Trading Inference-Time Compute for Adversarial Robustness
Wojciech Zaremba, Evgenia Nitishinskaya, Boaz Barak, Stephanie Lin, Sam Toyer, Yaodong Yu, Rachel Dias, Eric Wallace, Kai Xiao, Johannes Heidecke, Amelia Glaese
2025-02-03

Summary
This paper talks about how giving AI models more time to think during testing can make them better at resisting tricks designed to fool them. The researchers focused on two specific AI models called OpenAI o1-preview and o1-mini, which are good at reasoning.
What's the problem?
AI models can sometimes be tricked or fooled by what are called 'adversarial attacks'. These are like clever puzzles designed to make the AI give wrong answers. Usually, to protect against these tricks, AI models need special training, which can be complicated and time-consuming.
What's the solution?
Instead of using special training, the researchers tried something simpler: they just gave the AI models more time to think when answering questions during testing. They found that in many cases, the longer the AI was allowed to think, the better it became at avoiding these tricky attacks. Interestingly, they didn't need to change how the AI was trained or tell it about the tricks; just giving it more time to reason was often enough to make it more resistant.
Why it matters?
This matters because it suggests a potentially easier way to make AI systems more reliable and harder to trick. Instead of always needing complex training methods, sometimes just letting the AI take its time to think carefully could be enough to protect against many types of attacks. This could make it simpler and cheaper to create more trustworthy AI systems. However, the researchers also found that this method doesn't work for all types of tricks, so there's still more to learn about how to make AI truly robust against all kinds of attacks.
Abstract
We conduct experiments on the impact of increasing inference-time compute in reasoning models (specifically OpenAI o1-preview and o1-mini) on their robustness to adversarial attacks. We find that across a variety of attacks, increased inference-time compute leads to improved robustness.

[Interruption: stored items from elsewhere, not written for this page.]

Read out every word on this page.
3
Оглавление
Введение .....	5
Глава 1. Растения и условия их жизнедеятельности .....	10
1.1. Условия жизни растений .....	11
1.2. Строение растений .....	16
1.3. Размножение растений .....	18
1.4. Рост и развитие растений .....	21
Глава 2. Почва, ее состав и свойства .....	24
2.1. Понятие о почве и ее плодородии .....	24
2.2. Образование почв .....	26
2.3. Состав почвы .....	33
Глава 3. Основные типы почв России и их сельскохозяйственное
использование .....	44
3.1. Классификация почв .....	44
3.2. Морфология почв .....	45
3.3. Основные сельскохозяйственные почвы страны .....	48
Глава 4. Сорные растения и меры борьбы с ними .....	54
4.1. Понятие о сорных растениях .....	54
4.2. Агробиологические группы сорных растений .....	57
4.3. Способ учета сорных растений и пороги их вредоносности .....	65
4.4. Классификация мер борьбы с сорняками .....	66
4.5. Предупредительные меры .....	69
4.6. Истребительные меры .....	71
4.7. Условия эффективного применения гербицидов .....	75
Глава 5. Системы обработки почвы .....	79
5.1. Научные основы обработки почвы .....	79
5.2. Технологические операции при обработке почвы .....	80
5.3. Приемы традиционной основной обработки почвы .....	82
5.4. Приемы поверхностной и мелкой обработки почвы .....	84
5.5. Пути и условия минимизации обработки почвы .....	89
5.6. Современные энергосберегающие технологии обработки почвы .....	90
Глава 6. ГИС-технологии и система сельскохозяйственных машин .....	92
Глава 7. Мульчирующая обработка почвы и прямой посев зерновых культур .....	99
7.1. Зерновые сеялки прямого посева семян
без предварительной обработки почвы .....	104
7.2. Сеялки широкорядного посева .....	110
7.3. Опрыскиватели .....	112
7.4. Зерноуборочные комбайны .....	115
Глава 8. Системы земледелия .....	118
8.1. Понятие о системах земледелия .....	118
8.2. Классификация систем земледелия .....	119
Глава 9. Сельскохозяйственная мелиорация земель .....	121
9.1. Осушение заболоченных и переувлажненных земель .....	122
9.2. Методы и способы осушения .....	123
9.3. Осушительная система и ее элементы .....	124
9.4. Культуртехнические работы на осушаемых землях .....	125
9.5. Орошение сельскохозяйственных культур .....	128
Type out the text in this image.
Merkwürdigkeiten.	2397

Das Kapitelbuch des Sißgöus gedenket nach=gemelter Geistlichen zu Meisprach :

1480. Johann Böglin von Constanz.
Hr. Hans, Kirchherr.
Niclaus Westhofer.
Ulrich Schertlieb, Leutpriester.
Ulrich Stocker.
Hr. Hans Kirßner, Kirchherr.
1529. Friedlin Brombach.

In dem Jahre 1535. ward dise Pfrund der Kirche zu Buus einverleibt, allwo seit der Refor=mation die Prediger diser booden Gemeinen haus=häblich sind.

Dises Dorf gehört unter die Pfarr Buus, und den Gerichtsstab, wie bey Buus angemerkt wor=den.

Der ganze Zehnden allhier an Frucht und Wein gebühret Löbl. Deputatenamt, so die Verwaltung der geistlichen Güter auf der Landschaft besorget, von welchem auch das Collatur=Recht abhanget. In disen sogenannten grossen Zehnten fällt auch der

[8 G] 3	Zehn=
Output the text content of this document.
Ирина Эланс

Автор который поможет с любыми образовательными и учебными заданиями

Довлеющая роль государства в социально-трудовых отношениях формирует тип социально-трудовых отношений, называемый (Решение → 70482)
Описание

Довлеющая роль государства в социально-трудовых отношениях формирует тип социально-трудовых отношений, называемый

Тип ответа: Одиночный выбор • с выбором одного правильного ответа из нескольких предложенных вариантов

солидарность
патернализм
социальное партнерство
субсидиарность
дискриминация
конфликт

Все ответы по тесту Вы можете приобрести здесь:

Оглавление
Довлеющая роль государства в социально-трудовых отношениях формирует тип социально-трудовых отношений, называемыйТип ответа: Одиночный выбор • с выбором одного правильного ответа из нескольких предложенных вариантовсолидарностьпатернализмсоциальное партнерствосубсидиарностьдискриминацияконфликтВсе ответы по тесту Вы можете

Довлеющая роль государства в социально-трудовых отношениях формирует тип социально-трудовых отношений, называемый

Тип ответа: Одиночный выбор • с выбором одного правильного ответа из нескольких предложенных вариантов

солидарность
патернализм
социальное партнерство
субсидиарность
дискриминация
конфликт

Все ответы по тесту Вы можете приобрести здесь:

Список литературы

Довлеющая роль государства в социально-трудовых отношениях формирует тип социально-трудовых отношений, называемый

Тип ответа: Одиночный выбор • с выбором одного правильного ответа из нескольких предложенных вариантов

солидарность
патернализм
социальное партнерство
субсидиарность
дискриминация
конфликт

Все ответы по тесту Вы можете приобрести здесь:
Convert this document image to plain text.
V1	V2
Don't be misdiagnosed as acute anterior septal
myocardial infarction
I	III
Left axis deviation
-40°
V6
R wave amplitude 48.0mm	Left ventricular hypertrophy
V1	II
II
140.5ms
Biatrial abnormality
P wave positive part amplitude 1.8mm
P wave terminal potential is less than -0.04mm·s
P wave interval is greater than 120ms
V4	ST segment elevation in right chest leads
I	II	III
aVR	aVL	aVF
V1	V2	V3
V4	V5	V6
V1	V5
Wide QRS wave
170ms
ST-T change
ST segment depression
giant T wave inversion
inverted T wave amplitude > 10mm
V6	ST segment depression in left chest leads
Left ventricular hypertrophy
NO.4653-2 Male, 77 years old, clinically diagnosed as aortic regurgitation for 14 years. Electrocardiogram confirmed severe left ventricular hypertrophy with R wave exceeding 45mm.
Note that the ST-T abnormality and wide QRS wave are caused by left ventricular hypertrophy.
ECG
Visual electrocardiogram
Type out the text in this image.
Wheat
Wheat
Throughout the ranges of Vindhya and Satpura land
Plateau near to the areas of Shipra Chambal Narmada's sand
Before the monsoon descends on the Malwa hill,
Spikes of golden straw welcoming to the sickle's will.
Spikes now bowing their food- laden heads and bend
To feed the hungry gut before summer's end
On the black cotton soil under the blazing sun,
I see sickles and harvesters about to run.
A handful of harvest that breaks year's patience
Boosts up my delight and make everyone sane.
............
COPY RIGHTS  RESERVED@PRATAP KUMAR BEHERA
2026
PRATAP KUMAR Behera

In many cases (with important exceptions), the fraction of model samples where the attack succeeds tends to zero as the amount of test-time compute grows. We perform no adversarial training for the tasks we study, and we increase inference-time compute by simply allowing the models to spend more compute on reasoning, independently of the form of attack. Our results suggest that inference-time compute has the potential to improve adversarial robustness for Large Language Models. We also explore new attacks directed at reasoning models, as well as settings where inference-time compute does not improve reliability, and speculate on the reasons for these as well as ways to address them.